Dr. Cal Meacham: Our true size is the size of our God!
"Our God is bigger than your God!" Spoken like a true scientist!
And then there's the Metaluna Mutant (or, as it's called in the film, a "mu-TANT"), an extravagantly ugly humanoid bug monster. ("It's like your insect life on earth. Larger, of course, with a higher degree of intelligence.") After the Creature from the Black Lagoon and Godzilla it may be the most iconic ‘50s sci-fi monster, but unlike the Creature it's not remotely logical, but nightmarish. Obviously shoehorned into the plot to give the film a monster to stick on the posters, the Mutant is at once absurd and unforgettable.
In short, the weakness of the script in the last-third of the story is, ironically, also one of its strengths. As a child watching This Island Earth the outer space stuff, the material I really wanted to see, is a long time coming, and then crazily rushed. (The scenes on Metaluna should have taken up 35-45 minutes, instead of the breathless ten or so they do.) But as an adult I can't get enough of everything before the Metalunians flying saucer turns up. After that it's all eye candy, one great special effects sequence after another, but nearly as juvenile as a sci-fi serial.
Video & Audio
(See above for more about various Blu-ray editions of This Island Earth.) Shout! Factory's 4K remaster of the film mostly looks terrific, though to my eyes not a lot different or better than Blu-ray versions released several years ago in France and Germany.

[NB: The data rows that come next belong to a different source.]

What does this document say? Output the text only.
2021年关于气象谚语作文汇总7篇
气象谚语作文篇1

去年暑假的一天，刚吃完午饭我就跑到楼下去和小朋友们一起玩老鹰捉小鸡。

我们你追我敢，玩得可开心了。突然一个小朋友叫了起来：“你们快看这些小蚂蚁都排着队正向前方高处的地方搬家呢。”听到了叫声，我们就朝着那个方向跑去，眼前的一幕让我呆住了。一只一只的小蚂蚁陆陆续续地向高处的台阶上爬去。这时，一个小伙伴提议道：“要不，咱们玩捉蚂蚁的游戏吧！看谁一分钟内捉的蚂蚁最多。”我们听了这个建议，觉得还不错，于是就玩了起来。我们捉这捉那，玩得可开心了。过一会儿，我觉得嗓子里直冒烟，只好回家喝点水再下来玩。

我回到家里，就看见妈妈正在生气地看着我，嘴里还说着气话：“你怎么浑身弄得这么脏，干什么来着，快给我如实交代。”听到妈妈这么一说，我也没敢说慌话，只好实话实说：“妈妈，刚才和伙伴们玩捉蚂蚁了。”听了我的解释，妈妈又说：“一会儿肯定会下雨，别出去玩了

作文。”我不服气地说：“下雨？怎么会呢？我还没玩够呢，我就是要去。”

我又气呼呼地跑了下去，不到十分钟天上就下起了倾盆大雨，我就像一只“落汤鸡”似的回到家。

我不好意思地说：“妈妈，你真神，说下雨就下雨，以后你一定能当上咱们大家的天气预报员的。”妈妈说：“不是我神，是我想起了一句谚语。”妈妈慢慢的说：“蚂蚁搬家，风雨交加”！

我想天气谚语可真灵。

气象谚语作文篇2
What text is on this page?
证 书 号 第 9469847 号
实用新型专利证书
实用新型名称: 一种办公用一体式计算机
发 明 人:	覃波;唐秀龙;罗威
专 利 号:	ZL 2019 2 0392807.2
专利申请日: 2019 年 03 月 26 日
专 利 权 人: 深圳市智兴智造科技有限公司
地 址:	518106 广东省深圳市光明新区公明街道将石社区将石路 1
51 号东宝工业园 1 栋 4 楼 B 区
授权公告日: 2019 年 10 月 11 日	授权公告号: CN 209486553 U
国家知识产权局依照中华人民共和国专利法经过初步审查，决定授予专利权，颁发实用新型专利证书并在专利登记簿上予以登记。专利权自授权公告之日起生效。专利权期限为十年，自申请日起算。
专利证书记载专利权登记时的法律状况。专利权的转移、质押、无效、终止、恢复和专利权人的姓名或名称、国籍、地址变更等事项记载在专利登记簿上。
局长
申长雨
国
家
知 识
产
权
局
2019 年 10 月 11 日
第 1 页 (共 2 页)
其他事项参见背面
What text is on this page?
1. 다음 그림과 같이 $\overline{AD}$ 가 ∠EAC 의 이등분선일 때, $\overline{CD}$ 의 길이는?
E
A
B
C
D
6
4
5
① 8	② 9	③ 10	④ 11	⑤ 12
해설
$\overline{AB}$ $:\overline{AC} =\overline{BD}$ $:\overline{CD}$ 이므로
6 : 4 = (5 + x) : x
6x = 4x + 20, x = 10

If anything this release's color seems very slightly desaturated, delivering in all the funky Metaluna scenes and those involving the "green glow," but subtly muted in, say, the early laboratory scenes, which looked a bit more like 3-strip Technicolor on the European editions. The film was originally released almost everywhere in the U.S. in widescreen, 1.85:1 thereabouts. That's how it's presented here, though for those who remember the film mainly from TV airings, a 1.37:1 unmatted transfer is also available. Besides the excellent 2.0 (mono) DTS-HD Master Audio, there's a restored decoding of the original three-track Perspecta mix. As noted above, it's highly effective in directing sound effects and dialogue, but there's also a modest downside: all the panning of effects and dialogue does tend to drown out the underscoring at times. I liked it enormously but wouldn't fault those who prefer the 2.0 mono mix. Region "A" encoded.
Supplements include an audio commentary track by Academy Award-winning visual effects artist Robert Skotak, a longtime expert on the extensive spfx of This Island Earth; an audio commentary with film music historian David Schecter who, using re-recorded music track excerpts goes into great detail about the film's score, like most other U-I titles a kind of round-robin affair, with various uncredited composers contributing to its whole. Also included is an interview with Italian filmmaker and sci-fi fan Luigi Cozzi; and a wonderfully detailed text supplement about Perspecta and its restoration on This Island Earth. Also included is an extended older documentary, "This Island Earth: Two and a Half Years in the Making"; War of the Planets, two 1958 Castle Films abridged versions for the home movie market, the 50-foot silent version and the 200-foot sound edition. There's also director Joe Dante's "Trailers from Hell" segment about the picture, a trailer, and still galleries. Whew!
Not the greatest science fiction film of the 1950s but certainly one of the most enjoyable, This Island Earth finally gets the remastered/extras-loaded release it deserves, making it a DVD Talk Collectors Series title.
Stuart Galbraith IV is the Kyoto-based film historian currently restoring a 200-year-old Japanese farmhouse.